Minggu, 12 Oktober 2008

"FRANCIS HUTCHESON (1694-1746)"

Hutcheson mungkin merupakan tokoh yang paling mewakili estetika Inggris abad ke-18. Karena dengan Hutcheson doktrin-doktrin transisi telah selesai. Tidak ada lagi jejak transendentalisme Plato;teori estetikanya terfokus semata-mata pada fenomena inderawi, dan ketanpapamrihan berjalan secara mulus dalam konsepsinya tentang rasa.

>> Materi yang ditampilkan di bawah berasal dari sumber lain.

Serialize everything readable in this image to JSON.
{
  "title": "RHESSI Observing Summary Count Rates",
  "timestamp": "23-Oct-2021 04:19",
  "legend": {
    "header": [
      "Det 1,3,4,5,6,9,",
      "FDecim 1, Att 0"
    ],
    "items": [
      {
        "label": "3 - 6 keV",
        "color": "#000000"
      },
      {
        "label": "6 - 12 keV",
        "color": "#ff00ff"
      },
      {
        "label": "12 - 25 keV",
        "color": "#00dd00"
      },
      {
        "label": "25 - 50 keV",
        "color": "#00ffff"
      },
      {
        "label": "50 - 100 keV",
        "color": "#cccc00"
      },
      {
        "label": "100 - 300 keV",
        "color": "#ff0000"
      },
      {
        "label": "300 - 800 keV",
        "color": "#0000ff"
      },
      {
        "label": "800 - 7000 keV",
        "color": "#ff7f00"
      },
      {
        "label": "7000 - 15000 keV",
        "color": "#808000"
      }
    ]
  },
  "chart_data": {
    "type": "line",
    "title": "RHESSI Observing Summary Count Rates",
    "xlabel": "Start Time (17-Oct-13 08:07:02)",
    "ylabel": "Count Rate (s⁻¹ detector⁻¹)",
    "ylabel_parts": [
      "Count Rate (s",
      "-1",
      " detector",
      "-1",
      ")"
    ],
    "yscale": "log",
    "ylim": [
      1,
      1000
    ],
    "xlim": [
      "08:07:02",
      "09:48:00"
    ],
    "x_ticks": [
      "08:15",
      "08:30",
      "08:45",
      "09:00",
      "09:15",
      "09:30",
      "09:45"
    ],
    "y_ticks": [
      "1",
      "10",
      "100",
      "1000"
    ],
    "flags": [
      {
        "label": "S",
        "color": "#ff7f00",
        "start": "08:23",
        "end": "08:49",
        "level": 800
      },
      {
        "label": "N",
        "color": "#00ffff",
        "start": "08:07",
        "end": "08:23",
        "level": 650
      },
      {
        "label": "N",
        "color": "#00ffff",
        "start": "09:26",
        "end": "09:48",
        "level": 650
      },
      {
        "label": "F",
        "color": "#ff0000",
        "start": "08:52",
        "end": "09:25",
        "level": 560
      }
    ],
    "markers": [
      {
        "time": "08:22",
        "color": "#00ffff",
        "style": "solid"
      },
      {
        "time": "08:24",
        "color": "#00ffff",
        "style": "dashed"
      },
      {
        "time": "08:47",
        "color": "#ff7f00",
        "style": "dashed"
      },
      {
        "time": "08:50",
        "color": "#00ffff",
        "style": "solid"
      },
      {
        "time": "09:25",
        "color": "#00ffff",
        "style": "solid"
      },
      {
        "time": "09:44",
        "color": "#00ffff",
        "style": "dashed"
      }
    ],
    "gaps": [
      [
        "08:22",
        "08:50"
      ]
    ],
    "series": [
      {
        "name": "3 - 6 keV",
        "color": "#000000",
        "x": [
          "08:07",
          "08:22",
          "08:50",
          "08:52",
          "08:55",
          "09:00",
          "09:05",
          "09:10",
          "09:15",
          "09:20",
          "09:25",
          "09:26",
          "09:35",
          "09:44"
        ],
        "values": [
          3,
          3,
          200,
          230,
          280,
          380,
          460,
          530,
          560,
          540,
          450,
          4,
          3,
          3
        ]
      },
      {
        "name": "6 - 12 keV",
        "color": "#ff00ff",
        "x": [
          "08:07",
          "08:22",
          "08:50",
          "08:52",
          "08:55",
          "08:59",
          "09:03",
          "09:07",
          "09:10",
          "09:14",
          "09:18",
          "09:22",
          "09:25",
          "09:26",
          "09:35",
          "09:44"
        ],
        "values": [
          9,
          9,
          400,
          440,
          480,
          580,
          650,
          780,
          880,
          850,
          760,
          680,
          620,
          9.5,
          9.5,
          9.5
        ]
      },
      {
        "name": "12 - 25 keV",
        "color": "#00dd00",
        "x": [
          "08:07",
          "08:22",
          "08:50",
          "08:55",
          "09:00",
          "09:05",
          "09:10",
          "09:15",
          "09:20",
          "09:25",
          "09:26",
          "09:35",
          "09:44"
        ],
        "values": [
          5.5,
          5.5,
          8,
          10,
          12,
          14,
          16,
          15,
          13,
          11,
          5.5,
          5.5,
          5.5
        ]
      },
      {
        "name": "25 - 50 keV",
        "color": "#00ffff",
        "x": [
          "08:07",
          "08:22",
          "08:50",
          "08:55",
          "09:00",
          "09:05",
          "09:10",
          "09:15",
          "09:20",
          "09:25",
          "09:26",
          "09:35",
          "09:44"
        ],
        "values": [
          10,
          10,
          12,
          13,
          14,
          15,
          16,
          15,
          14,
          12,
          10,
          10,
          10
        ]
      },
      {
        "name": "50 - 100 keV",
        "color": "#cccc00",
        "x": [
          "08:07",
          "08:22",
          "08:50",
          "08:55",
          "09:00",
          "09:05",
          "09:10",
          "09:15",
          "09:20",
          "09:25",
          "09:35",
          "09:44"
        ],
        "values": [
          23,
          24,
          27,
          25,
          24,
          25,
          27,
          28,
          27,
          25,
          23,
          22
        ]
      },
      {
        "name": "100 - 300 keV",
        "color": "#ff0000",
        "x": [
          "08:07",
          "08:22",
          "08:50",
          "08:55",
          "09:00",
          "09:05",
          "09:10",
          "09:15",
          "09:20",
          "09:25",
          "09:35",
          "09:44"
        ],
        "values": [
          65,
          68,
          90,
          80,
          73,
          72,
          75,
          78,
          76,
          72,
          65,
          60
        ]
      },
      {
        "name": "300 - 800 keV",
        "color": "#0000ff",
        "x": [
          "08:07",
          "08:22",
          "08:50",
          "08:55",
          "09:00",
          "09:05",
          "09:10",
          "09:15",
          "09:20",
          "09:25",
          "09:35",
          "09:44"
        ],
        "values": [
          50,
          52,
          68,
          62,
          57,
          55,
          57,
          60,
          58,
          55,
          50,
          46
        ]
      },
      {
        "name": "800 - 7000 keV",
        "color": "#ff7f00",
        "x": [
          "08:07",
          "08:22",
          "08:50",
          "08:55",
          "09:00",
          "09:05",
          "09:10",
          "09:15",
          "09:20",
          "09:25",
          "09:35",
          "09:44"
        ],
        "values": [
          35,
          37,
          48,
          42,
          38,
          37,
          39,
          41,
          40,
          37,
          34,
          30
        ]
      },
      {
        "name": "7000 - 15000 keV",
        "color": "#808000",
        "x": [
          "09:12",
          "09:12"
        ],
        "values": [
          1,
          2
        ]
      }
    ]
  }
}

Menurut Hutcheson kata "Keindahan" (beauty) bukanlah nama sebuah obyek transendal, juga bukan nama dari obyek yang kita lihat, dengar atau sentuh. "Keindahan" memberikan nama pada "ide yang muncul dalam diri kita". Artinya, ia merujuk pada sebuah obyek dalam kesadaran kita yang dibangunkan oleh persepsi atas obyek-obyek eksternal tertentu. Keindahan sudah menjadi sangat subyektif. Sekali pengalaman keindahan dikenali, penyelidikan dapat dibuat untuk mengetahui apakah ada ciri-ciri obyek persepsi yang mendorong untuk terjadinya pengalaman keindahan. Rumusan Hutcheson yang terkenal adalah "Uniformitas dalam Varietas", yakni kesatuan dalam keaneka-ragaman. Kadang kala ia merujuk "Kesatuan dalam Keragaman" sebagai keindahan, artinya penyebab keindahan. Apa yang dimaksud Hutcheson dengan "Ide Keindahan" adalah rasa keindahan itu sendiri.

Ketika Hutcheson berbicara tentang rasa keindahan, yang dimaksud adalah sebuah kemampuan yang membangunkan ide atau rasa keindahan dalam pikiran. Jika Shaftesbury menyatakan bahwa ada satu indera internal dengan beberapa fungsi Hutcheson berpendapat bahwa ada beberapa indera dengan fungsi-fungsi tunggal : rasa moral, rasa keindahan, rasa takjub, dsb. Namun, ia hanya membicarakan tentang rasa moral dan rasa keindahan. Indera-indera ini adalah indera-indera internal, artinya bahwa obyek-obyeknya pun juga internal, berbeda dengan indera-indera eksternal, seperti penglihatan, pendengaran yang obyeknya eksternal. Indera-indera internal sifatnya reaktif secara alamiah, bukan secara persepsi, yakni bahwa indera-indera ini bukanlah cara melihat dunia, seperti penglihatan dan pendengaran.

Seperti juga Shaftesbury, Hutcheson berusaha membantah teori psikologi Thomas Hobbes, yang mengatakan bahwa semua tingkah laku bersifat mementingkan diri. Menurut, Hutcheson alasan menyebut kemampuan mempersepsi keindahan sebagai rasa adalah bahwa kesadaran akan keindahan itu sifatnya langsung, artinya tanpa melalui pikiran. Pengalaman keindahan seperti merasakan asinnya garam atau manisnya gula. Hutcheson, berpendapat bahwa jika pengalaman keindahan bebas dari pikiran, serta kalkulasi otak, maka apresiasi estetis menjadi tanpa-pamrih. Misalnya, jika saya membuka mata dan melihat sebuah pensil merah, kesadaran akan kemerahan tidak terpengaruh oleh kepentingan-kepentingan diri, walaupun ada niat untuk melihat warna hijau, tetapi saya tidak dapat melakukannya.

Teori Hutcheson di desain agar pengalaman keindahan dan penilaian keindahan menjadi obyektif dengan mengikatnya pada kemampuan-kemampuan bawaan yang fundamental dari konstitusi diri manusia. Kemapuan-kemampuan ini tanpa-pamrih, karena mereka adalah indera-indera rasa yang tak gampang dipengaruhi. Seperti yang dikatakan Hutcheson, bahwa rasa keindahan itu sifatnya pasif;yakni ia bereaksi secara otomatis, dan rasa keindahan tidak berasal dari "Pengetahuan akan azas-azas, proporsi-proporsi, sebab-sebab, atau manfaat sebuah obyek.